The move is a direct response to the power of its own more advanced model, Mythos, which was revealed last week. According to reports, Mythos demonstrated the ability to autonomously find and exploit security vulnerabilities in major operating systems and browsers. Citing safety concerns, Anthropic restricted Mythos access to a select group of 11 organizations, including Apple, Google, and Microsoft, for defensive purposes only. Opus 4.7 serves as the publicly available workhorse, filling the commercial gap left by Mythos's restricted release while allowing Anthropic to test safety guardrails in a live environment.
The eye-watering $800 billion valuation offer, which sources told Bloomberg the company has so far resisted, is underpinned by historic revenue growth. The company's annualized revenue grew from about $1 billion at the end of 2024 to over $30 billion by April 2026, a trajectory fueled by enterprise adoption of its Claude series of models. This implies a valuation multiple of roughly 27 times its current annualized revenue.

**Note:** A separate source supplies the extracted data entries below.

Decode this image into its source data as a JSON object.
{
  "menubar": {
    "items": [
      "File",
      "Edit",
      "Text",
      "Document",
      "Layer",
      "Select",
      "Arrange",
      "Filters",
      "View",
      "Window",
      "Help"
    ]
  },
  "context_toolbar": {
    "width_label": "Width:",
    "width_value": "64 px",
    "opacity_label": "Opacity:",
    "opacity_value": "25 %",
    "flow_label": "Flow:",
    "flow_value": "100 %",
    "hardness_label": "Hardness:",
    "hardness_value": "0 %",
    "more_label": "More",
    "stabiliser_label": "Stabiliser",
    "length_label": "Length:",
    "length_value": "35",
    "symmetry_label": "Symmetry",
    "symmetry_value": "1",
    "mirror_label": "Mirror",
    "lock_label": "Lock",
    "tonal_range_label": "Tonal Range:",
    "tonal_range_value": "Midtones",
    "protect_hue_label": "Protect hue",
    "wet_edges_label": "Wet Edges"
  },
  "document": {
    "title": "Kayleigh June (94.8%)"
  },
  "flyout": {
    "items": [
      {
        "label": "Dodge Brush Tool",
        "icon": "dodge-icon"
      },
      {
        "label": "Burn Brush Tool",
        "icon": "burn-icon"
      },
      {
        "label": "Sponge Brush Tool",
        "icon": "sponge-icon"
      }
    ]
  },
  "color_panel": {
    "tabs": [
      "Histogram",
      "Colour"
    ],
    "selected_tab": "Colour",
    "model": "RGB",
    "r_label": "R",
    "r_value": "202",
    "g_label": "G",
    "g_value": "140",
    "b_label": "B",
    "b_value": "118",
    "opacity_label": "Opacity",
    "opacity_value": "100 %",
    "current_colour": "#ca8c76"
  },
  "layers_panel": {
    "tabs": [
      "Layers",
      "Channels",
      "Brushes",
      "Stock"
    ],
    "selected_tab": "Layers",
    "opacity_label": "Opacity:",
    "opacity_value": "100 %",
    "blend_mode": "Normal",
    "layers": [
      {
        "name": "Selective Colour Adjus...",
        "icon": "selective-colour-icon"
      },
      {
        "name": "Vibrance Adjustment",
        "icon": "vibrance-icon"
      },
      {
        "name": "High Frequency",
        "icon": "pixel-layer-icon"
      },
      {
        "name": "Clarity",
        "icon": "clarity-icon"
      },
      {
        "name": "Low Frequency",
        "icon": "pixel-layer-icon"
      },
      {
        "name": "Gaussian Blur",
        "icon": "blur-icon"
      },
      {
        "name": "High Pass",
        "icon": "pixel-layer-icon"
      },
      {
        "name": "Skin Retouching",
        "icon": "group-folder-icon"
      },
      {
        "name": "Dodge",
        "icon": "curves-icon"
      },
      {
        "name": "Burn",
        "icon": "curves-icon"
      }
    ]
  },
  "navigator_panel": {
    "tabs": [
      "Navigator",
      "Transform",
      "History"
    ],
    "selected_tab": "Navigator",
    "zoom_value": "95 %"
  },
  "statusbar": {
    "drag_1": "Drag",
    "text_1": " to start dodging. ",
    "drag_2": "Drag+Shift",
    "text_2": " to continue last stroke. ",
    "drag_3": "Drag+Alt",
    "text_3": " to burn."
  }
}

While high, investors are betting on sustained hypergrowth as Anthropic competes directly with OpenAI and Google's DeepMind for enterprise contracts in finance, law, and software development. The valuation surge creates massive paper gains for its largest backers. Google, which has invested roughly $3 billion, has reported $10.7 billion in net gains on its equity, while Amazon, which invested an estimated $8 billion, reported a $9.5 billion pretax gain tied to its stake, according to The Next Web.
The new funding talks and the release of Opus 4.7 position Anthropic for a potential IPO as early as October 2026. The company's ability to command such a valuation reflects intense investor appetite to own a piece of the foundational AI platforms expected to reshape global industries. For Anthropic, which trades at a significant premium on secondary markets, the new capital would fuel its enormous compute and R&D expenditures in its race against OpenAI.
This article is for informational purposes only and does not constitute investment advice.